Sint Maarten sees more supervision but minimum funding from Dutch following Country Status


Deputy Prime Minister: "Country stuck with lots of Dutch supervision, but no funding."

Country status has brought St. Maarten less Dutch government funding and more supervision which has left Deputy Prime Minister Theo Heyliger to classify the current state of affairs as "modern day slavery." "Only thing the Dutch now provide is supervision. If you consider that as a major thing [we have] supervision out the nose, coming out of the eyes, you name it. There is no Dutch budgetary help, we have to suck salt."

Speaking to the press on Tuesday, Heyliger said the budget only takes into consideration the day to day running of the country and there will be "real discussions" with the Committee for Financial Supervision (CFT) when government wants to build schools and carry out other projects.

Despite becoming a country, St. Maarten has limited access to borrowing on the capital market, he added.

"Emancipation day is coming up and I told the Minister of Culture, emancipation for whom I am not so sure because to me it is more of modern day slavery."

With the tight budget situation, offering relief to residents who are shouldering high prices of fuel and food, is not easy or at this point possible, he noted. Any changes to the budget as it is would cause "major problems" for the country with CFT.

Heyliger still holds to his view for independence, which he voted for in the past two referenda. However, he pointed out that as a politician, one has to live with what the people decide until they have a change of heart.

Meanwhile, government is looking at all angles to increase revenues without further burdening the people, he said. One such area is attracting expatriate well-to-do pensioners, which has been successful for Curaçao, but the system to encourage this would have to be reviewed.

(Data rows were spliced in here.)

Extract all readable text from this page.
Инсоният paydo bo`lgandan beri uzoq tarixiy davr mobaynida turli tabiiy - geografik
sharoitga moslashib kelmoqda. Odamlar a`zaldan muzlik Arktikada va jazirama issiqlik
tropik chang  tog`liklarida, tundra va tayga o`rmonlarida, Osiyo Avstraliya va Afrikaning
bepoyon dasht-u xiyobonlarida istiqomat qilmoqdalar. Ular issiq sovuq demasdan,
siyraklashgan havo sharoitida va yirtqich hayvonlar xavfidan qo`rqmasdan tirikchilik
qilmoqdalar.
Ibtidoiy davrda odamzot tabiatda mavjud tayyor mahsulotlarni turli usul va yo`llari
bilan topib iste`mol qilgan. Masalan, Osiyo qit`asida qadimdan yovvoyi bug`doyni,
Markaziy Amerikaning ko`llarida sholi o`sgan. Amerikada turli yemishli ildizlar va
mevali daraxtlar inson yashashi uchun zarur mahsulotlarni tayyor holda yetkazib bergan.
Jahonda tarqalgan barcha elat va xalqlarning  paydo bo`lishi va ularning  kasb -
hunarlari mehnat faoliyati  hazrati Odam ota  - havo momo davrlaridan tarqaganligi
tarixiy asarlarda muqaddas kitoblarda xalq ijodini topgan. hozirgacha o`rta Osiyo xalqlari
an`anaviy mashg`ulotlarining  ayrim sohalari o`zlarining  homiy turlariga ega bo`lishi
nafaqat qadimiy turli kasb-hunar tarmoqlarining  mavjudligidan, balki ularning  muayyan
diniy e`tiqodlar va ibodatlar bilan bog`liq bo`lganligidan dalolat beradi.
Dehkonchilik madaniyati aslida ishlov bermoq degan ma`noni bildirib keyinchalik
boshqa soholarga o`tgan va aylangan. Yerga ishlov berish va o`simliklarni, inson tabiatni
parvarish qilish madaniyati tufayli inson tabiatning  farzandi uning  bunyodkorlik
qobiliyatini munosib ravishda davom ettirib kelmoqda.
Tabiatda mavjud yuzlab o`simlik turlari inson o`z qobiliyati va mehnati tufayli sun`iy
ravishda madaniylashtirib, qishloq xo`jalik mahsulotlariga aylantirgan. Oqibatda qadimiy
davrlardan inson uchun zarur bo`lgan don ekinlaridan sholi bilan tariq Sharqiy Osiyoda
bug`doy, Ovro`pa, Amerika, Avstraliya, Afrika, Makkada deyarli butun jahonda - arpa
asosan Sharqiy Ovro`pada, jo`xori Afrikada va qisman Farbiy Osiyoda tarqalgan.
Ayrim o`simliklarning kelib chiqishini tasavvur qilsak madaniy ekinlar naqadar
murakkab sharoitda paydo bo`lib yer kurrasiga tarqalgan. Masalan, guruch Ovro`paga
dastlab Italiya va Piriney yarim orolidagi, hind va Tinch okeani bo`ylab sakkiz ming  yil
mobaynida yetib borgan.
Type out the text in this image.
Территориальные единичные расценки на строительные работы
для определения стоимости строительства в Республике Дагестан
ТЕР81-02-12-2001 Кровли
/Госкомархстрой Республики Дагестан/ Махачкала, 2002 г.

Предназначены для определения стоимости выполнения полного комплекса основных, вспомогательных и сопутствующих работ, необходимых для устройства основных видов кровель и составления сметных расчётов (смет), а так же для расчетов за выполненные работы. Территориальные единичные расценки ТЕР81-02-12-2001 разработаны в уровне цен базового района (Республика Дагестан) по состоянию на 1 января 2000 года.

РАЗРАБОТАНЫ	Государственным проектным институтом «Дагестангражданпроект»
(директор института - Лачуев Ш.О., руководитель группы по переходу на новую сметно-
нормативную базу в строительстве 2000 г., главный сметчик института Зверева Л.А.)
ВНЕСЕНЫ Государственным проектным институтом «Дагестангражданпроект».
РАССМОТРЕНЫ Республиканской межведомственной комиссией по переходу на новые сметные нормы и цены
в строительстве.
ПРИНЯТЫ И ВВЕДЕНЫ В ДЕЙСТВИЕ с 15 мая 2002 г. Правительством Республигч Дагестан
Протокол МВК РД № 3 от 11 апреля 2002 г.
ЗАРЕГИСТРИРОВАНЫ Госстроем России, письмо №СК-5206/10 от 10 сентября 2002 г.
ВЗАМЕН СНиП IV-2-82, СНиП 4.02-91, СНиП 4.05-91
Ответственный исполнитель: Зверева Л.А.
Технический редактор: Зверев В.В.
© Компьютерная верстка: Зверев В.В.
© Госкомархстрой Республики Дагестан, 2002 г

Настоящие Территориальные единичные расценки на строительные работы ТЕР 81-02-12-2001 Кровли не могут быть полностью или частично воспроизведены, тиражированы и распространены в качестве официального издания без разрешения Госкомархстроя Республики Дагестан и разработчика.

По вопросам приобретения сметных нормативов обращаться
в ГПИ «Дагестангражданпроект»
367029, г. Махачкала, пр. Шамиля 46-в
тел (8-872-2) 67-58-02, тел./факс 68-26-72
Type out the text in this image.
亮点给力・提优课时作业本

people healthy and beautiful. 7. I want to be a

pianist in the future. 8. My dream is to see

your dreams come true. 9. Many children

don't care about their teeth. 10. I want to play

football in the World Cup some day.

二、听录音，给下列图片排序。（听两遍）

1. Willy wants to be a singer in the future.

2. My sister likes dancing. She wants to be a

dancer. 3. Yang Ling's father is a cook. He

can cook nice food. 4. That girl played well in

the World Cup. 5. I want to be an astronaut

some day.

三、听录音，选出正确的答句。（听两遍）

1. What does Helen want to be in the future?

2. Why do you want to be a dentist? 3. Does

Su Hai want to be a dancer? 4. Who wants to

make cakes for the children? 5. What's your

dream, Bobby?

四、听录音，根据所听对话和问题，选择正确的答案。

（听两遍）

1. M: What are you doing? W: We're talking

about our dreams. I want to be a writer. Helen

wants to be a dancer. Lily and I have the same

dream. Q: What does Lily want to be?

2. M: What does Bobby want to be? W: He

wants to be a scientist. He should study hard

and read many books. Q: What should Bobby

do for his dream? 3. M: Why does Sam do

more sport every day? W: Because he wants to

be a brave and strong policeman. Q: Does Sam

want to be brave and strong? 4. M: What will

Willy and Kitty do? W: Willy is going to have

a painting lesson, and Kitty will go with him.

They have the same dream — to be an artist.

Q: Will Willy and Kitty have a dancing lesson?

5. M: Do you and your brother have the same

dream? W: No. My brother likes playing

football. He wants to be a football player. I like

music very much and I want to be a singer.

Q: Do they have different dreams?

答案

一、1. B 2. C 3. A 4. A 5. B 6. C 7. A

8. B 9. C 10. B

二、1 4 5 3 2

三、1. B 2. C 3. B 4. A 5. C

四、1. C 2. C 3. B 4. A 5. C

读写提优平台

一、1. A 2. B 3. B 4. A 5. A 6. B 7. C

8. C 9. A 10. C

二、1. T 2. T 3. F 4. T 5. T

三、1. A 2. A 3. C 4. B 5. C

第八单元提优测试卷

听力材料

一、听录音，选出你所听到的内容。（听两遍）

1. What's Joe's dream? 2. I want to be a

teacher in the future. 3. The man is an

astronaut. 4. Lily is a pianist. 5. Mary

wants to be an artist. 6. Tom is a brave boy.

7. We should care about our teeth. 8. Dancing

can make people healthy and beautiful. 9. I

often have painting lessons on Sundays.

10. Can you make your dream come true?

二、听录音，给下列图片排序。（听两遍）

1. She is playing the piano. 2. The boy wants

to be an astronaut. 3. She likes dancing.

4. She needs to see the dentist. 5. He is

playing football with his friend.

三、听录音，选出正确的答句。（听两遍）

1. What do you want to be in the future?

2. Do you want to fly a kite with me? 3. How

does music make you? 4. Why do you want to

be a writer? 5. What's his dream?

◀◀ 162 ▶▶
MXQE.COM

A review is necessary because some expatriate pensioners who already call the country home have faced problems in renewing their residence papers because their current address had not been properly regulated in the Civil Registry.

Pointing to a specific incident with retired bank executives, Heyliger said, "They were not allowed to get the necessary documents. There are people who have invested a half a million dollars in a condominium, didn't ask for a work permit and they are not coming here to work, but want to be able to spend in the restaurant and on car rental etc, so it is a great help to St. Maarten but we basically turn them away."

St. Maarten is turning people like these pensioners away and then there is complaint about raising taxes, he added.